In econometrics, goodness-of-fit measures tell us what percentage of the variation in a dependent variable is explained by the explanatory variables. If you’ve ever taken a statistics class, you are almost surely familiar with the R-square measure. In a regression of, say the logarithm of wage on age, gender, and education level, the R-square is simply the fraction of the total variation in wage that is explained by variation in age, gender, and education level.
Given the foregoing, you’d think R-square is a great measure, right? I mean, it tells you how much of the variation in Y all of your X‘s explain! Yeah, no… R-square is actually not all that interesting, because you can thrown in any variable on the right-hand side — for example, the color of one’s underwear in the log wage regression above — and R-square can only increase, because there is bound to be a (spurious) correlation between the color of one’s underwear and one’s wage. Even the adjusted R-square, which corrects for how many variables there are in X, isn’t that great, since that correction is somewhat arbitrary.

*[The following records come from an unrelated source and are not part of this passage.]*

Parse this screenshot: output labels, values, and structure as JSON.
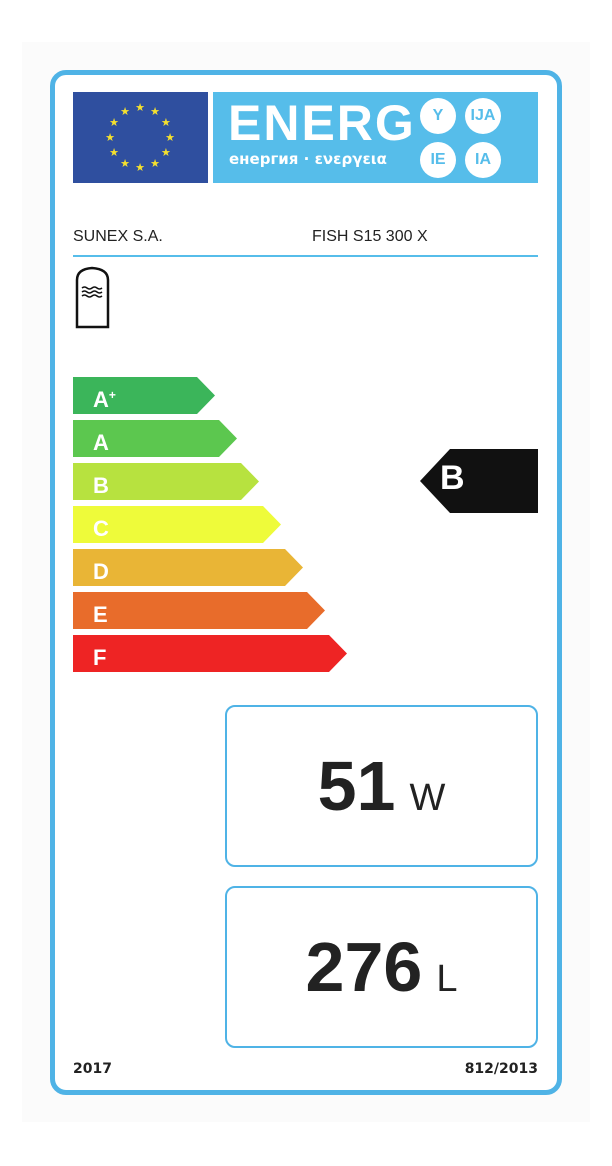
{
  "header": {
    "energy_word": "ENERG",
    "subtitle": "енергия · ενεργεια",
    "circles": [
      "Y",
      "IJA",
      "IE",
      "IA"
    ]
  },
  "supplier": "SUNEX S.A.",
  "model": "FISH S15 300 X",
  "product_icon": "water-heater-tank-icon",
  "scale": [
    {
      "label": "A",
      "sup": "+",
      "color": "#3bb55a"
    },
    {
      "label": "A",
      "sup": "",
      "color": "#5cc74f"
    },
    {
      "label": "B",
      "sup": "",
      "color": "#b7e23f"
    },
    {
      "label": "C",
      "sup": "",
      "color": "#eefb3a"
    },
    {
      "label": "D",
      "sup": "",
      "color": "#e9b536"
    },
    {
      "label": "E",
      "sup": "",
      "color": "#e86c2b"
    },
    {
      "label": "F",
      "sup": "",
      "color": "#ee2424"
    }
  ],
  "rating": "B",
  "standing_loss": {
    "value": "51",
    "unit": "W"
  },
  "volume": {
    "value": "276",
    "unit": "L"
  },
  "footer": {
    "year": "2017",
    "regulation": "812/2013"
  }
}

With binary outcomes (i.e., when Y can only be equal to one or zero, such as in questions answered by “Yes” or “No”), people often like to use the percentage of ones and zeroes correctly predicted, and report that as a measure of goodness-of-fit. Kennedy, in his classic econometric intuition-building treatise, argued that this was not a very good measure:
It is tempting to use the percentage of correct predictions as a measure of goodness of fit. This temptation should be resisted: a naïve predictor, for example that every y = 1, could do well on this criterion. A better measure along these lines is the sum of the fraction of zeros correctly predicted plus the fraction of ones correctly predicted, a number which should exceed unity if the prediction method is of value. See McIntosh and Dorfman (1992).
This could use a bit of explanation: Suppose we have Y = (0, 1, 1, 1, 1, 1, 1, 1), and we have a vector of predicted values of Y be (0, 1, 1, 0, 1, 1, 1, 0). The usual percentage-of-correct-predictions measure would be 0.75, since 75% of observations are correctly predicted, or 6 out of 8. But one can do even better by guessing “all ones.” Indeed, if I were to guess all ones, I’d get 87.5% goodness of fit, or 7 out of 8.
What McIntosh and Dorfman (1992) suggested instead was to add up (i) the fraction of correctly predicted zeros (in my example, 100%) and (ii) the fraction of correctly predicted ones (in my example, 50%). In my example, then, the total McIntosh-Dorfman goodness-of-fit measure would be 1.5 which, by McIntosh and Dorfman criterion standards, would be deemed a good fit, since it exceeds 1.
Now, if your reaction to the above was this:
Consider the following example from a referee report I received on my 2012 World Development article about the welfare impacts of participation in contract farming.
In that referee report, the reviewer was faulting me for low pseudo R-square measures on a probit, and suggested that I report the percentage of correct predictions. Notwithstanding the fact that that pseudo R-square measures are pretty bad (see Estrella, 1998 on that point), I responded with the Kennedy quote above, and in the published version of my paper, in table 5, I actually report three measures: the pseudo R-square (0.081), the percentage of correct predictions (0.63), and the Dorfman-McIntosh measure (1.29). Note that although the percentage of correct predictions and the McIntosh-Dorfman measure are consistent with one another (if I assume I predicted 63% of both ones and zeros correctly, I get a McIntosh-Dorfman of 0.126), the pseudo R-square tells me that only 8 percent of the variance in the dependent variable is explained by my left-hand side variable, which does strike me as misleading in this case.